Ich habe hier sogar das Wort vom Versagen in der Verfolgung des Umsatzsteuerbetruges gehört. Mittlerweile bin ich schon der Zweit- oder Drittälteste im Amt in der Riege der Finanzminister, und ich habe dieses Thema lange Zeit verfolgt. Die Finanzministerkonferenz hat seit vielen Jahren Vorschläge gemacht und den Bund aufgefordert, hier koordinierend tätig zu sein. Der Bund hat regelmäßig nichts getan, er hat die entsprechenden Initiativen verweigert und ist absolut untätig geblieben. Erst seit einem Jahr bewegt sich da etwas im Gespräch mit den Ländern.

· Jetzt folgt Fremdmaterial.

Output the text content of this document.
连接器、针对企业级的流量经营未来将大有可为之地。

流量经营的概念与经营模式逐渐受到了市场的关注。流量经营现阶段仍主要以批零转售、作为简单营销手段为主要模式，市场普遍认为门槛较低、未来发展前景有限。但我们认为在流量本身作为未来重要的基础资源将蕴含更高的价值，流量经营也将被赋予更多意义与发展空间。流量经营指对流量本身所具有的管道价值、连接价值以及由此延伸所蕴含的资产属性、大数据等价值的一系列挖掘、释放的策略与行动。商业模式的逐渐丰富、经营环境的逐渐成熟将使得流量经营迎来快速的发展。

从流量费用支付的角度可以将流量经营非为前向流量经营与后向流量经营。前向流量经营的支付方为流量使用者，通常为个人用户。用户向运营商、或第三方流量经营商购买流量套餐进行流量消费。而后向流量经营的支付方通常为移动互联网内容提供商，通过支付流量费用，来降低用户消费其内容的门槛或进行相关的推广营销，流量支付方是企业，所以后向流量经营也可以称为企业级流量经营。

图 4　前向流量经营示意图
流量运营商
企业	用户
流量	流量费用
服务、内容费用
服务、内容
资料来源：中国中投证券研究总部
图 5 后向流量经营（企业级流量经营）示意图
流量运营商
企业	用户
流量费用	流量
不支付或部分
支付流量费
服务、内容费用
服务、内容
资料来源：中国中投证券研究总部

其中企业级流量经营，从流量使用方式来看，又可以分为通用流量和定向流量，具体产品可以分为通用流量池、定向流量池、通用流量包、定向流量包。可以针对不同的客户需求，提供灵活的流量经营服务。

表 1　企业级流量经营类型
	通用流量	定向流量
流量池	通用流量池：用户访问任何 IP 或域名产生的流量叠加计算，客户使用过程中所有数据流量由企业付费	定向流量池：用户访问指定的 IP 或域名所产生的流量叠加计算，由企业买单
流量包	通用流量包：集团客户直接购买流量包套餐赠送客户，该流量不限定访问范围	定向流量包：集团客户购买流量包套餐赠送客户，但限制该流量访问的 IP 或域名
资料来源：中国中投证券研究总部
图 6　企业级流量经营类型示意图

Ich spreche hier nicht für B-Länder, für die unionsregierten Länder. Die SPD-Länder sind in gleicher Weise empört. Unser Wortführer ist in dieser Frage Kollege Mittler, SPD, aus Rheinland-Pfalz, der immer wieder Vorschläge gemacht hat. Der Bund ist in der Frage einer administrativen Reform absolut unfähig. Das ist ein besonders gutes Beispiel dafür, dass man die Administration nicht dem Bund in den Schoß legen darf. Sie können es einfach nicht!

Wir kommen zur Frage: Wie können wir die Administration tatsächlich verbessern? Was belastet denn unsere Finanzämter? Erstens ein extrem kompliziertes Steuerrecht und zweitens die permanenten Änderungen dieses Steuerrechts. Gerade weil das Steuerrecht kompliziert ist, wird es immer noch komplizierter. Das ist tatsächlich eine Zu

mutung für unsere Beamten draußen in den Finanzämtern. Deshalb befürworten wir nachdrücklich eine massive Vereinfachung des Steuerrechts. An solchen Konzepten habe ich schon monatelang mitgearbeitet. Die Union hat ein gemeinsames Papier – üblicherweise heißt es im Fachjargon Merz/Faltlhauser-Papier –, das gegenwärtig in Gesetzestext umgearbeitet wird. Sie werden die Besonderheit erleben, dass die Opposition zur nächsten Bundestagswahl entsprechende fertige Konzepte, im Wesentlichen auch in Gesetzesform, vorlegen kann. Wir stecken mitten in dieser Arbeit.

(Simone Tolle (GRÜNE): Machen Sie es vor der Wahl, Herr Faltlhauser!)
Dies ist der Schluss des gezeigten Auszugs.